Readings: Job 38:1, 28-37/Prayer of Manasseh 1-7/2 Cor 2:7-12/Jn 21:4-8
Last Sunday afternoon, I was standing on the upper deck of the Isle and Wight ferry. I was watching the roof of the upper saloon, and the way that, whenever the ship tilted back from its regular roll, water would pour down on the deck. Before I could propound some kind of ‘Stevenson’s law’ about the relationship between the tilt of ferries and water trapped inside roof girders, we had already turned towards Portsmouth harbour, the final leg of the journey, and the magic of the process had stopped. I had been on a parish visit to Newport, with a planned procession from St John’s Church to St Thomas’s well and truly rained off, and I suppose what had taken my fancy was some very simple – and rather fatuous – questions about where at least some of the rain-water of the showers that had soaked us all so lavishly earlier that day had got to.
All very simple and innocent – and as I tell you about it now, I can still remember when the movement of the ship back from its list was so jerky that the amount of rainwater nearly soaked an unsuspecting passenger. A bit reminiscent of the Morecombe and Wise ‘Just singing in the rain’ sketch, and I did manage to contain myself! But, as is often the case, it is in the simple and the innocent that we are able to see mirrors of the wider world, with its larger risks, and its tragedies. How many series of factors led that amount of rain to fall on that particular ferry, at the particular time in question; and how much was involved in the tilt of the ferry so that retained water was in a position to be able to cascade down onto the deck? It could so easily have been otherwise – like the Isle of Wight priest who missed an underground train that fateful Thursday morning, and with hindsight is thankful that he did, though full of remorse for those who made it ahead of him.
These are questions that we can’t really leave behind us this year. And I’m not going to indulge in pious platitudes, which were exactly the commodity cascaded on Job when he had the audacity (quite rightly) to ask questions about why his life had taken a dramatic turn for the worse: those ‘Job’s Comforters’, religious people and philosophers as well, arm-chair experts, like those well-intentioned (but actually sentimental) people who really think that the answer to today’s religious-political mess is to drive a nice, big, secularist wedge between religious belief and political involvement. Nor am I going to try to come in heavy with a Christian triumphalism, which says that ‘we have all the answers already.’ I am reminded of the Danish University Chaplaincy with the poster that says, ‘if you haven’t got any problems, come inside and we’ll give you some.’ I’m afraid to say that even bishops aren’t simple or innocent; we have seen too many heart-rending events and anguished faces for me to dare to suggest that faith is easy.

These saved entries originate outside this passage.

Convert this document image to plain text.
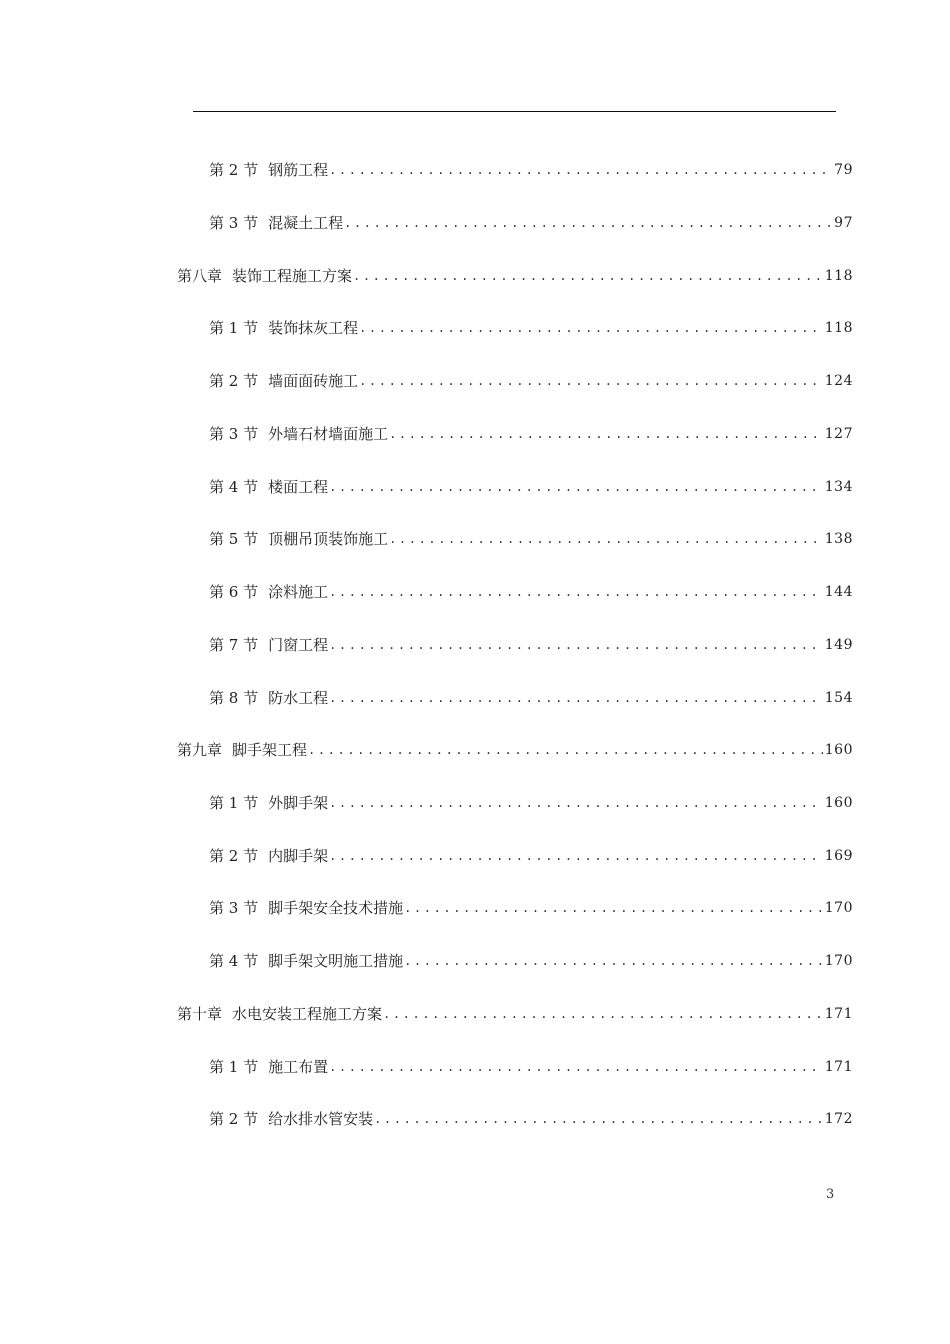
第 2 节 钢筋工程 .....	79
第 3 节 混凝土工程 .....	97
第八章 装饰工程施工方案 .....	118
第 1 节 装饰抹灰工程 .....	118
第 2 节 墙面面砖施工 .....	124
第 3 节 外墙石材墙面施工 .....	127
第 4 节 楼面工程 .....	134
第 5 节 顶棚吊顶装饰施工 .....	138
第 6 节 涂料施工 .....	144
第 7 节 门窗工程 .....	149
第 8 节 防水工程 .....	154
第九章 脚手架工程 .....	160
第 1 节 外脚手架 .....	160
第 2 节 内脚手架 .....	169
第 3 节 脚手架安全技术措施 .....	170
第 4 节 脚手架文明施工措施 .....	170
第十章 水电安装工程施工方案 .....	171
第 1 节 施工布置 .....	171
第 2 节 给水排水管安装 .....	172
3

And tonight’s rag-bag of readings does not paper over the cracks of our faltering attempts at faith either. Nor do they produce a system that tries to answer every single one of life’s questions. Working backwards, they are not very impressive – if, that is, slick recipes for a pain-free, thought-free religion or philosophy of life is what we are after. The gospel-passage is about a group of dejected fishermen who have spent some apparently wasted time following a wandering preacher, who, having been very publicly executed for political and religious crimes, they think has gone for ever: only to find that he is there with them – somehow – in the very trade they only went back to as a last resort because the dreams he had taught them seemed finished. Then St Paul, writing to that troublesome, head-strong congregation of mercantile know-alls in Corinth gently exhorts them towards a consistently overlooked code of human conduct – mutual forgiveness – not solely as a way of being a good citizen, but because that is the uncomfortable truth taught and lived and died for by the wandering preacher himself. Then, in that strange ‘Prayer of Manasseh’, a late Jewish psalm, on the very edges of the bible, we find a confession of the glory and distance of God – which goes on, in the remaining verses, to make confession of something else, our weaknesses, and a plea for that forgiveness. And back at last with the first reading, we are treated to the start of God’s long address to Job, not cutting him down to size and humiliating him (that never does anyone any lasting good), but gently putting him in his place: in that passage there are no fewer than twelve questions to Job, and to us, like, ‘where were you when it all began?’ – and many more follow.
When I hear passages like these, and think of both the wonders and the tragedies of the world, from which nothing will insulate me, and when I take the opportunity of watching water pouring by sheer, sheer chance onto the upper deck of an Isle of Wight ferry, I have to ask myself, ‘why do I believe what I believe?’ And the same reply comes back, that I’ve looked at other explanations, but this is the best explanation I can find of why I am here – and in spite of lots of things, and because of many more, God is great and He is good!